Part 4 – Brutalism Today & Tomorrow

Lecture Summary:
Brutalism was a more completely global architectural style than any that had gone before. When it fell from fashion it came to be hated with a proportionately extreme vigour. Today it has come to be appreciated and admired by many, but uncertainty still hangs over many of its masterpieces, and a much greater number of decent, ordinary Brutalist buildings. This seminar will discuss the standing of Brutalism today, both in terms of taste and in terms of building performance.
For all the optimism and creativity they embody, the Brutalist buildings discussed in this series cost, between them, an enormous amount of natural resources: steel for reinforcement, stone for aggregate and cement, and the fossil fuel heat to process, transport and deploy huge tonnages of materials. Almost no one knew at the time what harm this was doing, but looking back from a time of deepening ecological crisis, this talk will investigate the implications of climate change for the Brutalist buildings we inherit, and will ask what Brutalism has to teach us about finding our way to a sustainable future on a planet worth living on.
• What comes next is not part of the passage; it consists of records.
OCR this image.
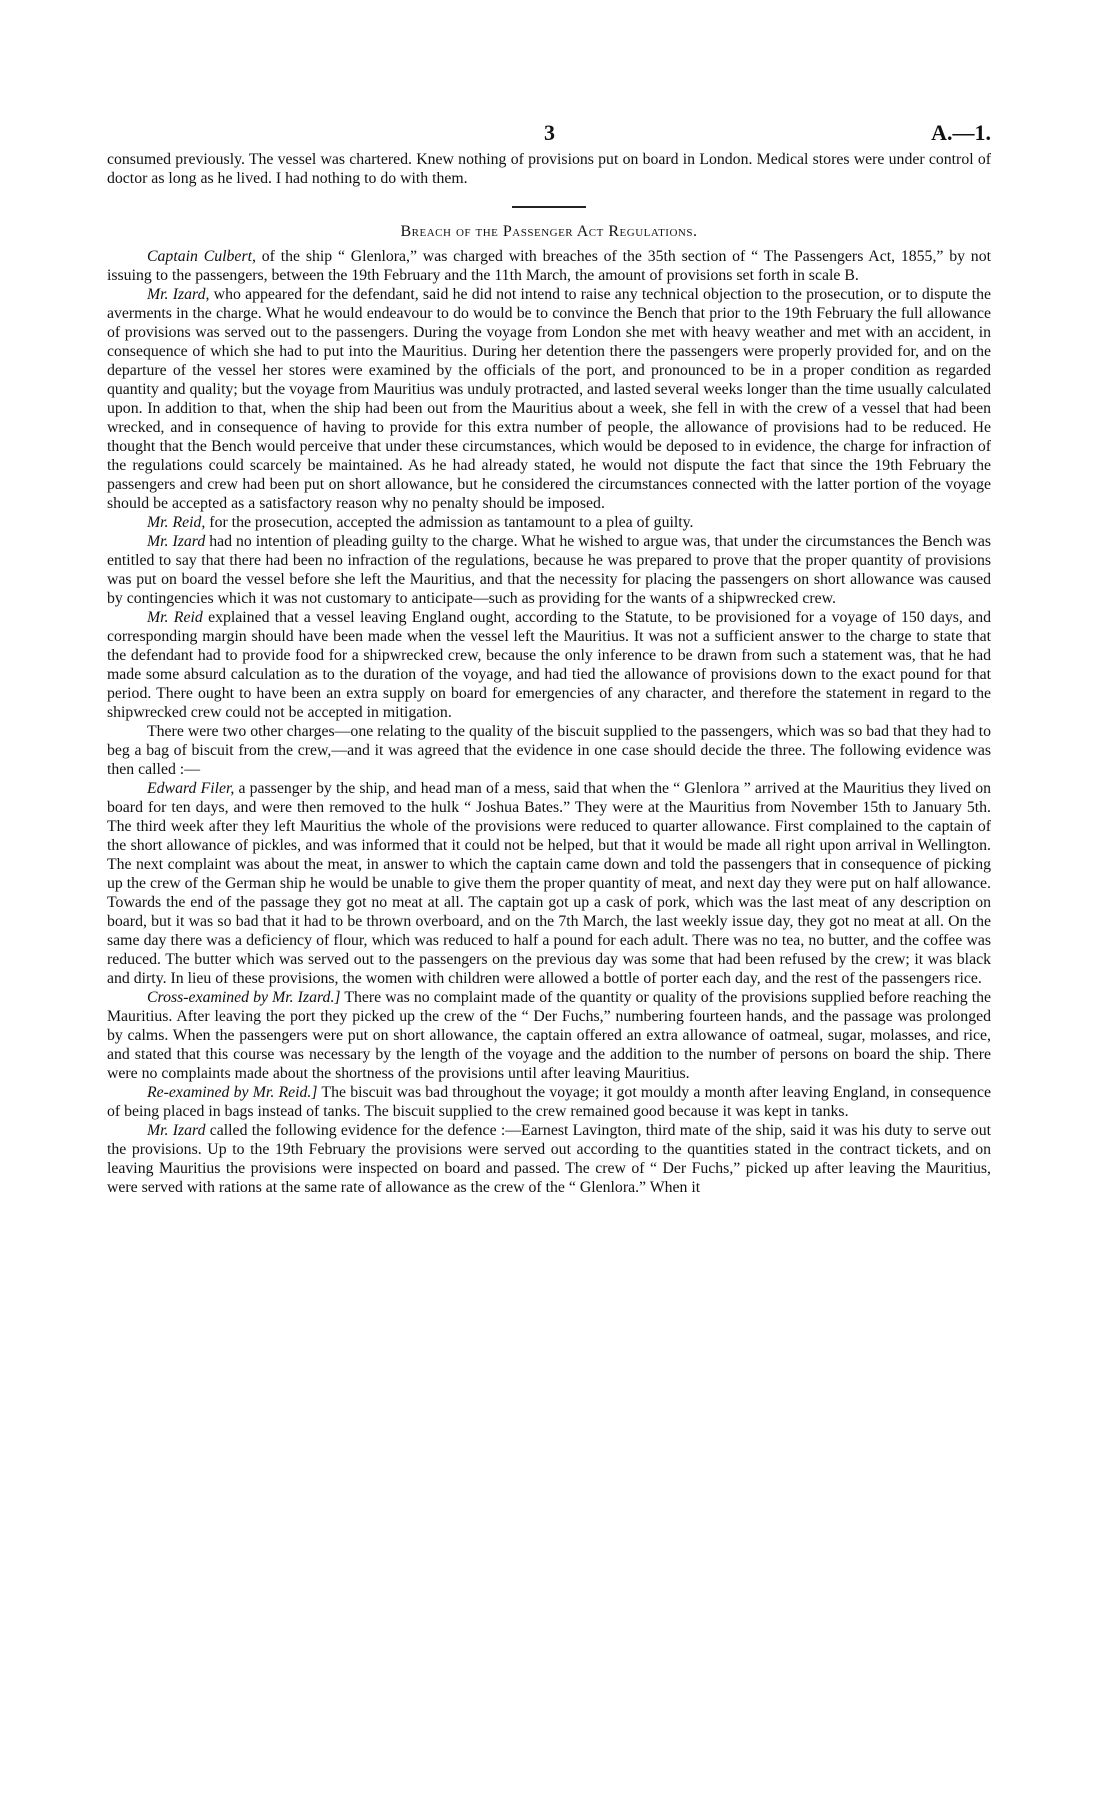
3	A.—1.

consumed previously. The vessel was chartered. Knew nothing of provisions put on board in London. Medical stores were under control of doctor as long as he lived. I had nothing to do with them.

Breach of the Passenger Act Regulations.

Captain Culbert, of the ship “ Glenlora,” was charged with breaches of the 35th section of “ The Passengers Act, 1855,” by not issuing to the passengers, between the 19th February and the 11th March, the amount of provisions set forth in scale B.

Mr. Izard, who appeared for the defendant, said he did not intend to raise any technical objection to the prosecution, or to dispute the averments in the charge. What he would endeavour to do would be to convince the Bench that prior to the 19th February the full allowance of provisions was served out to the passengers. During the voyage from London she met with heavy weather and met with an accident, in consequence of which she had to put into the Mauritius. During her detention there the passengers were properly provided for, and on the departure of the vessel her stores were examined by the officials of the port, and pronounced to be in a proper condition as regarded quantity and quality; but the voyage from Mauritius was unduly protracted, and lasted several weeks longer than the time usually calculated upon. In addition to that, when the ship had been out from the Mauritius about a week, she fell in with the crew of a vessel that had been wrecked, and in consequence of having to provide for this extra number of people, the allowance of provisions had to be reduced. He thought that the Bench would perceive that under these circumstances, which would be deposed to in evidence, the charge for infraction of the regulations could scarcely be maintained. As he had already stated, he would not dispute the fact that since the 19th February the passengers and crew had been put on short allowance, but he considered the circumstances connected with the latter portion of the voyage should be accepted as a satisfactory reason why no penalty should be imposed.

Mr. Reid, for the prosecution, accepted the admission as tantamount to a plea of guilty.

Mr. Izard had no intention of pleading guilty to the charge. What he wished to argue was, that under the circumstances the Bench was entitled to say that there had been no infraction of the regulations, because he was prepared to prove that the proper quantity of provisions was put on board the vessel before she left the Mauritius, and that the necessity for placing the passengers on short allowance was caused by contingencies which it was not customary to anticipate—such as providing for the wants of a shipwrecked crew.

Mr. Reid explained that a vessel leaving England ought, according to the Statute, to be provisioned for a voyage of 150 days, and corresponding margin should have been made when the vessel left the Mauritius. It was not a sufficient answer to the charge to state that the defendant had to provide food for a shipwrecked crew, because the only inference to be drawn from such a statement was, that he had made some absurd calculation as to the duration of the voyage, and had tied the allowance of provisions down to the exact pound for that period. There ought to have been an extra supply on board for emergencies of any character, and therefore the statement in regard to the shipwrecked crew could not be accepted in mitigation.

There were two other charges—one relating to the quality of the biscuit supplied to the passengers, which was so bad that they had to beg a bag of biscuit from the crew,—and it was agreed that the evidence in one case should decide the three. The following evidence was then called :—

Edward Filer, a passenger by the ship, and head man of a mess, said that when the “ Glenlora ” arrived at the Mauritius they lived on board for ten days, and were then removed to the hulk “ Joshua Bates.” They were at the Mauritius from November 15th to January 5th. The third week after they left Mauritius the whole of the provisions were reduced to quarter allowance. First complained to the captain of the short allowance of pickles, and was informed that it could not be helped, but that it would be made all right upon arrival in Wellington. The next complaint was about the meat, in answer to which the captain came down and told the passengers that in consequence of picking up the crew of the German ship he would be unable to give them the proper quantity of meat, and next day they were put on half allowance. Towards the end of the passage they got no meat at all. The captain got up a cask of pork, which was the last meat of any description on board, but it was so bad that it had to be thrown overboard, and on the 7th March, the last weekly issue day, they got no meat at all. On the same day there was a deficiency of flour, which was reduced to half a pound for each adult. There was no tea, no butter, and the coffee was reduced. The butter which was served out to the passengers on the previous day was some that had been refused by the crew; it was black and dirty. In lieu of these provisions, the women with children were allowed a bottle of porter each day, and the rest of the passengers rice.

Cross-examined by Mr. Izard.] There was no complaint made of the quantity or quality of the provisions supplied before reaching the Mauritius. After leaving the port they picked up the crew of the “ Der Fuchs,” numbering fourteen hands, and the passage was prolonged by calms. When the passengers were put on short allowance, the captain offered an extra allowance of oatmeal, sugar, molasses, and rice, and stated that this course was necessary by the length of the voyage and the addition to the number of persons on board the ship. There were no complaints made about the shortness of the provisions until after leaving Mauritius.

Re-examined by Mr. Reid.] The biscuit was bad throughout the voyage; it got mouldy a month after leaving England, in consequence of being placed in bags instead of tanks. The biscuit supplied to the crew remained good because it was kept in tanks.

Mr. Izard called the following evidence for the defence :—Earnest Lavington, third mate of the ship, said it was his duty to serve out the provisions. Up to the 19th February the provisions were served out according to the quantities stated in the contract tickets, and on leaving Mauritius the provisions were inspected on board and passed. The crew of “ Der Fuchs,” picked up after leaving the Mauritius, were served with rations at the same rate of allowance as the crew of the “ Glenlora.” When it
Speaker: Dr. Barnabas Calder
Biography

Dr Barnabas Calder is Senior Lecturer in Architecture at the University of Liverpool. He is a historian specialising in architecture since 1945, and the history of architecture and energy.
He has lived in one of the buildings in his book Raw Concrete: the Beauty of Brutalism, worked in another, and would love to have the opportunity to live and work in most of the rest.